Taylor 110-GB


神戸市にお住まいのM.K.さんからMartin HD-28とTaylor 110-GBのリペアご依頼をいただきました。(M.K.さんからは以前にYAMAHA FG-350のリペアご依頼をいただいており、今回が2回目、通算3本目のギターリペアとなります。M.K.さん、ありがとうございます!)

フレットすりあわせ


1.マスキングテープでフィンガーボードを保護します。


2.ボディもアクリル板でカバーしました。

3.直定規を乗せて、フレット山が凹んでいる箇所にマークを入れます。


4.マークされた部分を中心にフラットファイルでサンディングします。


5.平らになったフレット山を専用のヤスリで丸くしていきます。

6.紙ヤスリ(#400)で粗研磨します。


7.さらにスチール・ウールで研磨を進めます。


8.最後はコンパウンドで磨き上げます。

9.プロテクタ類を外しましょう。

10.ピカピカのフレットになりました。
ナット交換


1. オリジナルナットです。



2.当て木を当てて、軽くコンとたたいてナットを取り外します。


3.ナットを取り外したナット溝です。古い接着剤の跡が残っています。

4.ナット溝のクリーニングを行います。古い接着剤と汚れを削り取っていきます。

5.クリーニング完了したナット溝です。

6.ネック幅に合わせてナットスラブを切り出します。

7.フラットファイルを使ってナットの平面を削り出します。

8.ナット溝にピッタリはまるようになりました。

9.1弦側からもナットの密着を確認します。


10.逆光を利用すると密着度の確認が効率的に行えます。


11.ナットのサイドもこの段階で面取り加工しておきます。


12.目視および指で触ってネック、フィンガーボードと段差のないことを確認しておきます。


13.フレットの高さに合わせてケガキ線を入れました。

14.ナット上部をカットしました。

15.ヘッド側に放物曲面を削り込んでいきます。

16.ナットらしくなってきました。

17.オリジナルナットから弦溝位置を読みとります。


18.
弦溝位置を新しいナットに書き込みます。


19.弦溝を専用のヤスリで彫り込んでいきます。


20.弦高調整前のナットです。


21.弦を張って弦高調整を行います。2フレットを指で押さえて1フレットと弦の隙間がギリギリに下がるまでナット高を下げます。
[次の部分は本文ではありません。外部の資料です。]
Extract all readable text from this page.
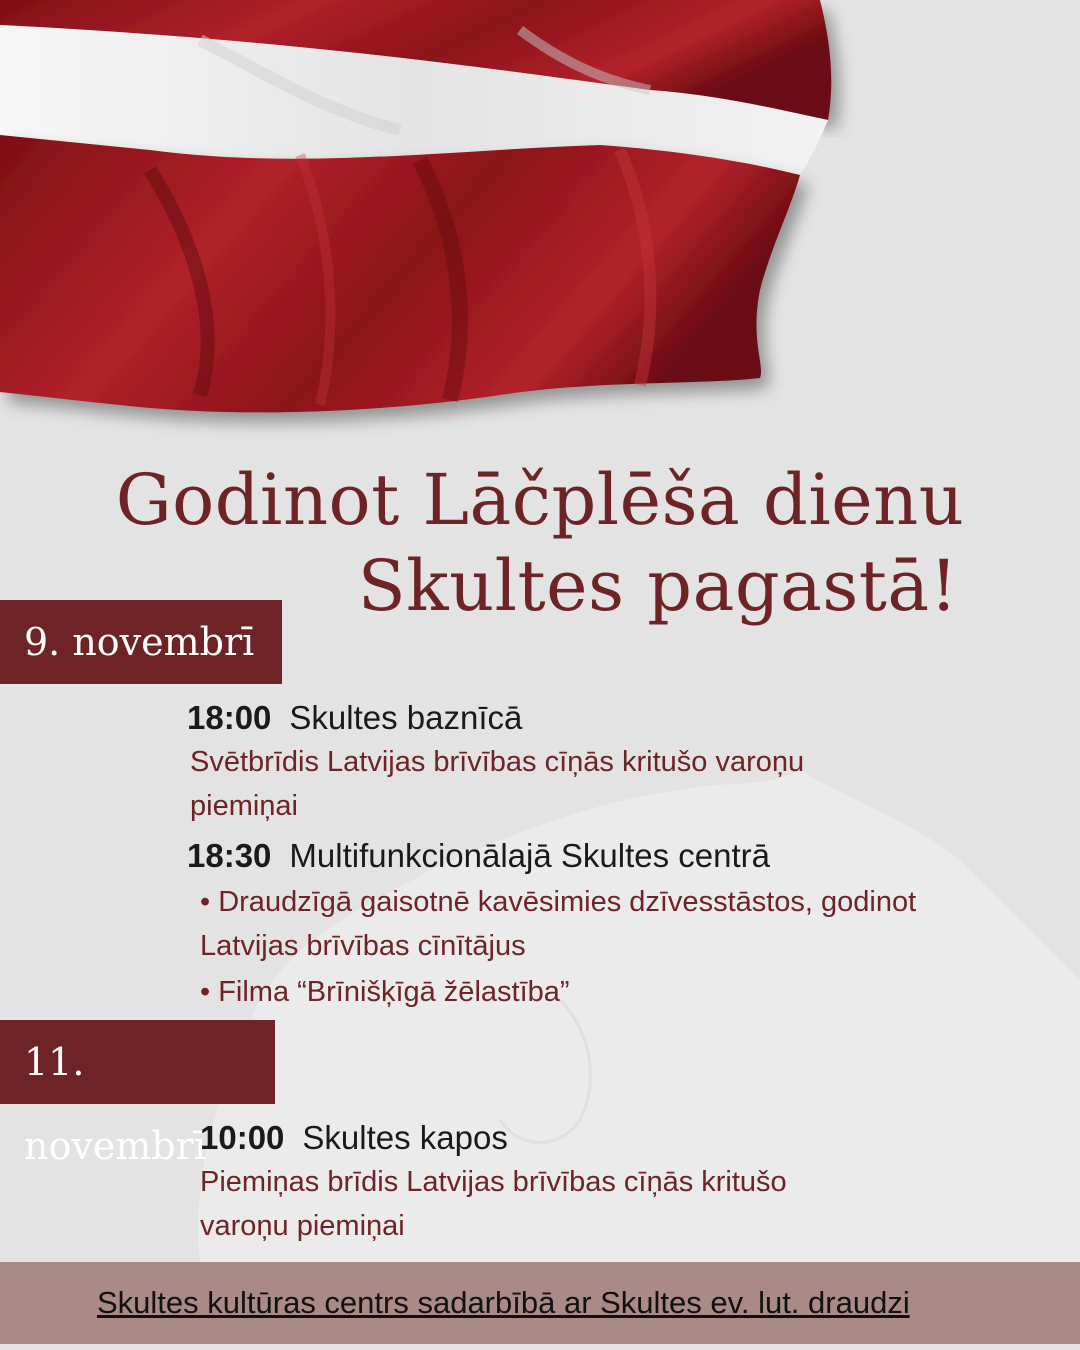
Godinot Lāčplēša dienu
Skultes pagastā!
9. novembrī
18:00 Skultes baznīcā
Svētbrīdis Latvijas brīvības cīņās kritušo varoņu
piemiņai
18:30 Multifunkcionālajā Skultes centrā
• Draudzīgā gaisotnē kavēsimies dzīvesstāstos, godinot
Latvijas brīvības cīnītājus
• Filma “Brīnišķīgā žēlastība”
11. novembrī
10:00 Skultes kapos
Piemiņas brīdis Latvijas brīvības cīņās kritušo
varoņu piemiņai
Skultes kultūras centrs sadarbībā ar Skultes ev. lut. draudzi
22.ストリングリフターで弦を待避させて、ナット溝を徐々に下げていきます。

23.ナット高調整前の弦溝です。

24.弦高調整後のナット弦溝です。

25.他の弦も同じ要領で調整しました。弦高調整後のナットです。

26.ナットと弦の接触面積と角度を最適化することによってギターの音色は大きく変わります。
ピッチ調整〜サドル作製


1.ブリッジにイントネーター、サウンドホールにチューナーを取り付けました。


2.すべてのフレットのピッチを確認していきます。ピッチがずれている場合は、イントネーターのサドルピーク位置を調整します。

3.サドルピーク位置を書き写しておきます。


4.サドル溝に合わせてサドルスラブを切り出します。


5.サドルの底はフラットファイルで平面をつけていきます。


6.サドル溝にピッタリはまるように加工できました。

7.サドルの端も溝にピッタリはまっていることを確認します。

8.ピッチ調整時に確認したサドル高をサドルに書き込んでいきます。

9.サドル高の切り出しを終えました。

10.サドル上部にピーク位置を書き写します。

11.サドルピーク位置を削りだしていきます。

12.ブリッジピン穴加工を行います。まず、糸鋸で弦の導出口をサドル側へ引き寄せます。

13.さらにミニルーターで弦の導出角度をつけていきます。


14.オフセットサドルを取り付け、弦高調整を終えました。